The markets proved an accurate way of predicting election results before the introduction of opinion polls in the mid-1930s; after this, the intensity of political betting diminished as gamblers found other markets to bet on.
Betting on political outcomes used to be considered illegal in the US under federal and most state laws. However, the decision to shut down the Professional and Amateur Sports Protection Act, PASPA, in 2018 opened up the prospect of legalized betting on all markets.
It may have become unfashionable in the US, but political betting remains very popular across the world – the British particularly keen bettors on their own elections and the American’s.
With seemingly every Democratic senator under the sun ready to throw his or her hat in the ring for 2020, there is sure to be value in an outsider making it through to the face-to-face fight with President Trump.
The early indicators were that former vice-president Joe Biden would be the front runner for the Democratic nomination; many pundits predicting a fight of the 70-somethings with veteran of the 2016 campaign Bernie Sanders.
But the star of the early Democratic TV debates was Kamala Harris, the California senator taking the fight to Biden.
She is trading at around 7.0, or 6/1, with Biden at 8.0, Massachusetts senator, Elizabeth Warren, at 9.0, and Sanders at 15.0 to become the 45th American President. But they’ll all have to perform impressively over the next 12 months to challenge Trump, the incumbent currently trading at 2.0, or evens.
If you’re looking at who’ll win the Democratic nomination Harris is 4.0 and Biden 5.5.
US Politics Betting
With the US presidential race, the two main bets are the outright winner and also the popular vote bet. Last time round Trump won the presidency but Hillary Clinton won the popular vote.
Closer to the actual election there will also be odds on specific states; markets that are always worth keeping an eye on. Check out polling in particular states where, e.g., a major business may have folded leading to big job losses, or financial investment has been secured for a major development. States that have not received the boost that was promised four years ago may turn against Trump, and some may turn towards the president after seeing a notable upward economic turn.
Betting sites may also offer quirky bets on the presidential debates like how many times Trump may use a particular phrase, like ‘Keep America Great’.
In-play betting is growing increasingly popular and some gambling sites will offer political odds after voting has started. In-play betting will allow you to see how the election develops before making your selection.
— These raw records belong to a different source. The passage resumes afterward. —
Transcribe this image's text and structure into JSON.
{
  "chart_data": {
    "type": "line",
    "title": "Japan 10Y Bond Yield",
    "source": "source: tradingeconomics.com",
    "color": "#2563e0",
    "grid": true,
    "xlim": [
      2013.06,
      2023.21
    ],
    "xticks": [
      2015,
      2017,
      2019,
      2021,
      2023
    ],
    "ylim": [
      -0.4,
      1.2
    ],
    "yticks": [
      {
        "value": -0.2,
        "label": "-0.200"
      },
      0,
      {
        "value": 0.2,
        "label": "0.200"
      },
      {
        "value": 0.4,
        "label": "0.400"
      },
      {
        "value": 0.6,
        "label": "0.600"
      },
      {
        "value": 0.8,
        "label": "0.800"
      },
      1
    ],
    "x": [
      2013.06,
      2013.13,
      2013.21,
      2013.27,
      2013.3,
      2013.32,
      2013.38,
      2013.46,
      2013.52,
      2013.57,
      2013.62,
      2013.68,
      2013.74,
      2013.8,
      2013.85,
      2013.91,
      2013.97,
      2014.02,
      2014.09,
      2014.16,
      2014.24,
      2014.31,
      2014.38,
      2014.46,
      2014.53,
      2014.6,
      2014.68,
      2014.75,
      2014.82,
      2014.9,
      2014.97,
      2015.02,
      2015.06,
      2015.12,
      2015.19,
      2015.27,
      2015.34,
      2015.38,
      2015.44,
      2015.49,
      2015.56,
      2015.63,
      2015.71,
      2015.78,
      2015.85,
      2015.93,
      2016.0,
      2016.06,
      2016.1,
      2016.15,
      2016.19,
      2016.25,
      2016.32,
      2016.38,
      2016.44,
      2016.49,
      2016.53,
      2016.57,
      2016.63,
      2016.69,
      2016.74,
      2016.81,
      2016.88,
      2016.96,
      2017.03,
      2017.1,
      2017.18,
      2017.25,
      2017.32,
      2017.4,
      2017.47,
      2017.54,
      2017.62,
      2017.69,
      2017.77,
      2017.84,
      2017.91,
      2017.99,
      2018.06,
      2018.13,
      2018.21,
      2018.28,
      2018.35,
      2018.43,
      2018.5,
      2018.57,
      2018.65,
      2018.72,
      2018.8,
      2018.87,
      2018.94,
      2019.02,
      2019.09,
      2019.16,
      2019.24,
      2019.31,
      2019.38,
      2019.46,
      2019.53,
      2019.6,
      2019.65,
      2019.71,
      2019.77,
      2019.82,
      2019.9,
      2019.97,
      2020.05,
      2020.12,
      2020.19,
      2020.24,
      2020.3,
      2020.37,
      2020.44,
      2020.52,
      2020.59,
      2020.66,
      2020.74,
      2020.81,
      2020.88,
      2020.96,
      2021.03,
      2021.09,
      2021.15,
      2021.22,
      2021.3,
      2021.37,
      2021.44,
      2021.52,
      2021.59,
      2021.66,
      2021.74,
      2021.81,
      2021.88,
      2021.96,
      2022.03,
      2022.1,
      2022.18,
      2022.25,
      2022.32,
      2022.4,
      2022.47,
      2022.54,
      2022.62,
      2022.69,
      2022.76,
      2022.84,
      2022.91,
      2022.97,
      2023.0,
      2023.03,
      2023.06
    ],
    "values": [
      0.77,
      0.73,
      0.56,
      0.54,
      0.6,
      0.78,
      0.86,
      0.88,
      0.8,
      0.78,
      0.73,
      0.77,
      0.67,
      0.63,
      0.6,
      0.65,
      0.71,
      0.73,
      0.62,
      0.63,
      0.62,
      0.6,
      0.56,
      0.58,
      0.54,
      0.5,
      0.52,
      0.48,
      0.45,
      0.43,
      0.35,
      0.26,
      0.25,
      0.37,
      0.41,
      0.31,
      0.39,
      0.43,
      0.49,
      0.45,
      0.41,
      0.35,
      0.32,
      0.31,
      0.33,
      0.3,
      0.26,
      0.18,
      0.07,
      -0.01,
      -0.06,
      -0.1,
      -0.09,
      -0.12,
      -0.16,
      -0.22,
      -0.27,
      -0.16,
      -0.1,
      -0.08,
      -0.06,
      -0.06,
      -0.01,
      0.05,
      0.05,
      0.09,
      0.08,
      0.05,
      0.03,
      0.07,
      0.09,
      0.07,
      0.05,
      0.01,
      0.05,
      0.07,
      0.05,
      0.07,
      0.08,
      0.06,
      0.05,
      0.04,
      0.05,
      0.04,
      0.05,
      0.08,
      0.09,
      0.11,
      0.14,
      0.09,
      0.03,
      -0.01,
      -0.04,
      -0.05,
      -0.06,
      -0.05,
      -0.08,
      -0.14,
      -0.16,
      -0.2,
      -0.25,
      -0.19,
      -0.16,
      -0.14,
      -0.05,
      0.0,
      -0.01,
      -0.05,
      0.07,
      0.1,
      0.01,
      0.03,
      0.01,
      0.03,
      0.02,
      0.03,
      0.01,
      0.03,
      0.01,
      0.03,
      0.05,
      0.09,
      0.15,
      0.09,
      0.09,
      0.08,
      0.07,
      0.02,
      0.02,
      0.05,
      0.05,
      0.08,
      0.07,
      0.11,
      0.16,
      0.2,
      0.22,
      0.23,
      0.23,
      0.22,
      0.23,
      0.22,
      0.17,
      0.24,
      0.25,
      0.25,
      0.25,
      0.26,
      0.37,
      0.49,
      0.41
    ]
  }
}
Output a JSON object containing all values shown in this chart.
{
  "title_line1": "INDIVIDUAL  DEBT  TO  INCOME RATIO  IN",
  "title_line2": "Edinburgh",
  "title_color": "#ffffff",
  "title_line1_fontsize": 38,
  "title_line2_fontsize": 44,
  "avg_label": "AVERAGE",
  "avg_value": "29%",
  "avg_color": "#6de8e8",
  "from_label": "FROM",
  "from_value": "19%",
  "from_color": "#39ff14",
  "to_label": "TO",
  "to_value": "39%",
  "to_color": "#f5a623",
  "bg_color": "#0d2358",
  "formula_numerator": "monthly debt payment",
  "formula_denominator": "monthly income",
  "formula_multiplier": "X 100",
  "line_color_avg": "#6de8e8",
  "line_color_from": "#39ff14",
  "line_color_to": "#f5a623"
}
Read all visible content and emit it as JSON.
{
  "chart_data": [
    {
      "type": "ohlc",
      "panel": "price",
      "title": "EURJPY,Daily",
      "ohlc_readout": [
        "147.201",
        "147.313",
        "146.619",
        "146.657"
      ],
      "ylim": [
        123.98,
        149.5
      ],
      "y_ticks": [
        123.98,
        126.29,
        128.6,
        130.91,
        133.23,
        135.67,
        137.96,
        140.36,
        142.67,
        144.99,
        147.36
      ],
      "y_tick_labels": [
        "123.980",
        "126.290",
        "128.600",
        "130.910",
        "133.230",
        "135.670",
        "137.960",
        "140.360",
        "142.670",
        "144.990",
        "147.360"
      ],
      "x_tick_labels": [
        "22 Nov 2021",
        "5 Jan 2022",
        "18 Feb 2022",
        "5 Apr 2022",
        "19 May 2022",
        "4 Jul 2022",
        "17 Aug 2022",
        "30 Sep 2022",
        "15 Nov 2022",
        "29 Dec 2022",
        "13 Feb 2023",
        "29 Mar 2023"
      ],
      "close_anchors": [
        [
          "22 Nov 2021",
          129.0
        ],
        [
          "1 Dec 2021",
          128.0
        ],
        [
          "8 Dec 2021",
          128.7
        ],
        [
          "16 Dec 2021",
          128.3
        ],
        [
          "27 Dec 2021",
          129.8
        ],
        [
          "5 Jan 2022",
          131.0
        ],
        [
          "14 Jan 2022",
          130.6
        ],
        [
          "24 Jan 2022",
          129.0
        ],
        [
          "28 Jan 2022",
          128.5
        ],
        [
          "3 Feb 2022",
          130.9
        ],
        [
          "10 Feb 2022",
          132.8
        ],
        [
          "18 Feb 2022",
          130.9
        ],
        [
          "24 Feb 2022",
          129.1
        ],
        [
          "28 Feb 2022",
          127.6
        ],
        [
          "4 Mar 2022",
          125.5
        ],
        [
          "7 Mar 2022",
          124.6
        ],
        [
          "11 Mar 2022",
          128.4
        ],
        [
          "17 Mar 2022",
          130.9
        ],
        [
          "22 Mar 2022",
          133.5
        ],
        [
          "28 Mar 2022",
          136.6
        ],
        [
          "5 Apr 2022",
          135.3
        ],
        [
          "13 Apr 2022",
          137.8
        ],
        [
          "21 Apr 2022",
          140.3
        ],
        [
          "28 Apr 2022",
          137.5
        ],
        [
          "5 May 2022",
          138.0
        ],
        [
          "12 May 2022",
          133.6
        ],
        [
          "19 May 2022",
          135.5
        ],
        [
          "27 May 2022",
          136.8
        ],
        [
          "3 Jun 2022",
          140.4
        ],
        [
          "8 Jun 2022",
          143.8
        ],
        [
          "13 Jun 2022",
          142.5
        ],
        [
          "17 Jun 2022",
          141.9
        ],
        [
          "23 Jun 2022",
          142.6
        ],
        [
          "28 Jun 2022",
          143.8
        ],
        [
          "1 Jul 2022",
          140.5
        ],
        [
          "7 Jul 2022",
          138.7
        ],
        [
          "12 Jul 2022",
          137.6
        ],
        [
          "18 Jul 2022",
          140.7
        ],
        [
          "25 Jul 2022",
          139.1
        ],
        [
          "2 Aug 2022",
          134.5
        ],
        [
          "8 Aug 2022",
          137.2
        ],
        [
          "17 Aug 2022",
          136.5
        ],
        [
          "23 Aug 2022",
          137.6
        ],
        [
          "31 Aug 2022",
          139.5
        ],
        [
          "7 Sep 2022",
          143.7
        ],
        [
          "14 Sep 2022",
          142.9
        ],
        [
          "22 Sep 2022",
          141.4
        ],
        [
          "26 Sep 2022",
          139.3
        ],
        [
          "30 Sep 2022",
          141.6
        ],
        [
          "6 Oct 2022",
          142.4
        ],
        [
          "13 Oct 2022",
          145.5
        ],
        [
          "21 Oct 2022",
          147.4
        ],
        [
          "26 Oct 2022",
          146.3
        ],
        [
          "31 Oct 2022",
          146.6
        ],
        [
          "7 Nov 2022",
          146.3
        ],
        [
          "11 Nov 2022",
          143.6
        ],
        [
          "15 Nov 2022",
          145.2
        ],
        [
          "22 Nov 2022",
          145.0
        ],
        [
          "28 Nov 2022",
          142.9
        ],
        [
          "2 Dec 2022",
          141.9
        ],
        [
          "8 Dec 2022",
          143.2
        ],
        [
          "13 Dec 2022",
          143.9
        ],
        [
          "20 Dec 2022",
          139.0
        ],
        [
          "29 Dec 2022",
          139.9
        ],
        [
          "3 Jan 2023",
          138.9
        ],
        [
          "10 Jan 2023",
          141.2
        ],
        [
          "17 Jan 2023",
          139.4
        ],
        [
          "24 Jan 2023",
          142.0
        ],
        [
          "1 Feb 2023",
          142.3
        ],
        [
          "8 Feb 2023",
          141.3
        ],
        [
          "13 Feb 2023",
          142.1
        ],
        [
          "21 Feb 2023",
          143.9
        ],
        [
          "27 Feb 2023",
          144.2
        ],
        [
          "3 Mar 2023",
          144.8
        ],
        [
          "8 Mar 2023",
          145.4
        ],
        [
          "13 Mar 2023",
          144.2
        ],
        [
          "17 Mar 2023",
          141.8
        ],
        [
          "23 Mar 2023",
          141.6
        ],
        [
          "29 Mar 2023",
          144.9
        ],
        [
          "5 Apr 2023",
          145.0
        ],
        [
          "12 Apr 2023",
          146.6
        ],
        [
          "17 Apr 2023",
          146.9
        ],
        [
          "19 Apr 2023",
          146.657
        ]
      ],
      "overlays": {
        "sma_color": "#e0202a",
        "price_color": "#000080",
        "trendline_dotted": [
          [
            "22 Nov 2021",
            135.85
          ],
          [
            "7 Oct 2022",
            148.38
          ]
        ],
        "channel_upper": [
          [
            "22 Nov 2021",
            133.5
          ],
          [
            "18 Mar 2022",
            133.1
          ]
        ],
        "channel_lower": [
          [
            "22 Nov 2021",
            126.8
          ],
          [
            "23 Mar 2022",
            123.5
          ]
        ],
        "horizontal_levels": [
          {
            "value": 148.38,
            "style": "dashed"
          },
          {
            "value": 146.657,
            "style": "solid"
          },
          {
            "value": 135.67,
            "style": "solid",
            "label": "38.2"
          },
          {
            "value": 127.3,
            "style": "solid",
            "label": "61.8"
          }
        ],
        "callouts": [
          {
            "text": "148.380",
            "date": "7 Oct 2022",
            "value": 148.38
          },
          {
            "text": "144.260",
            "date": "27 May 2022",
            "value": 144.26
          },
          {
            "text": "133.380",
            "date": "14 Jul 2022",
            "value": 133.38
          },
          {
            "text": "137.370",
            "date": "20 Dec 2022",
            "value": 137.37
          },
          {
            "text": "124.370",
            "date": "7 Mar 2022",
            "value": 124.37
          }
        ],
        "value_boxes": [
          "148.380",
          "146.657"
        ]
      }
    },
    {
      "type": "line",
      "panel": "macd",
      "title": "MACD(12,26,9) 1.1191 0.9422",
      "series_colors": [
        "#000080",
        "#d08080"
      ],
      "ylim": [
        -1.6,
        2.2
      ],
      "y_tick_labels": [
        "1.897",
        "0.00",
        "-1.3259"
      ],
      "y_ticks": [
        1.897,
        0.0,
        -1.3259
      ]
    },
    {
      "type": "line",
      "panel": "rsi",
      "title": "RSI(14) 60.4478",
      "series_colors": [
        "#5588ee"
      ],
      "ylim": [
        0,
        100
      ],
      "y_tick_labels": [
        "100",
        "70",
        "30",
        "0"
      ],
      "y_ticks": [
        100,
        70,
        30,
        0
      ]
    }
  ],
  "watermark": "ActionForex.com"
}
In-play betting is becoming more available in the US with states lining up to follow the likes of New Jersey, Delaware, Montana and Pennsylvania to offer the service.
Away from the US, Britain is in the midst of a political whirlwind thanks to their current Brexit problems. The public voted in favour of leaving the European Union economic grouping, the ramifications causing major political turmoil.
A general election could occur at any time and a party that wasn’t in existence a few months ago is riding high in the polls. President Trump’s pal Nigel Farage is the leader of the Brexit Party and they are trading at 8.0 to win most seats at the next British General Election.
At the moment you cannot bet on the US politics from the United States as no sportsbooks offer gambling markets and odds yet.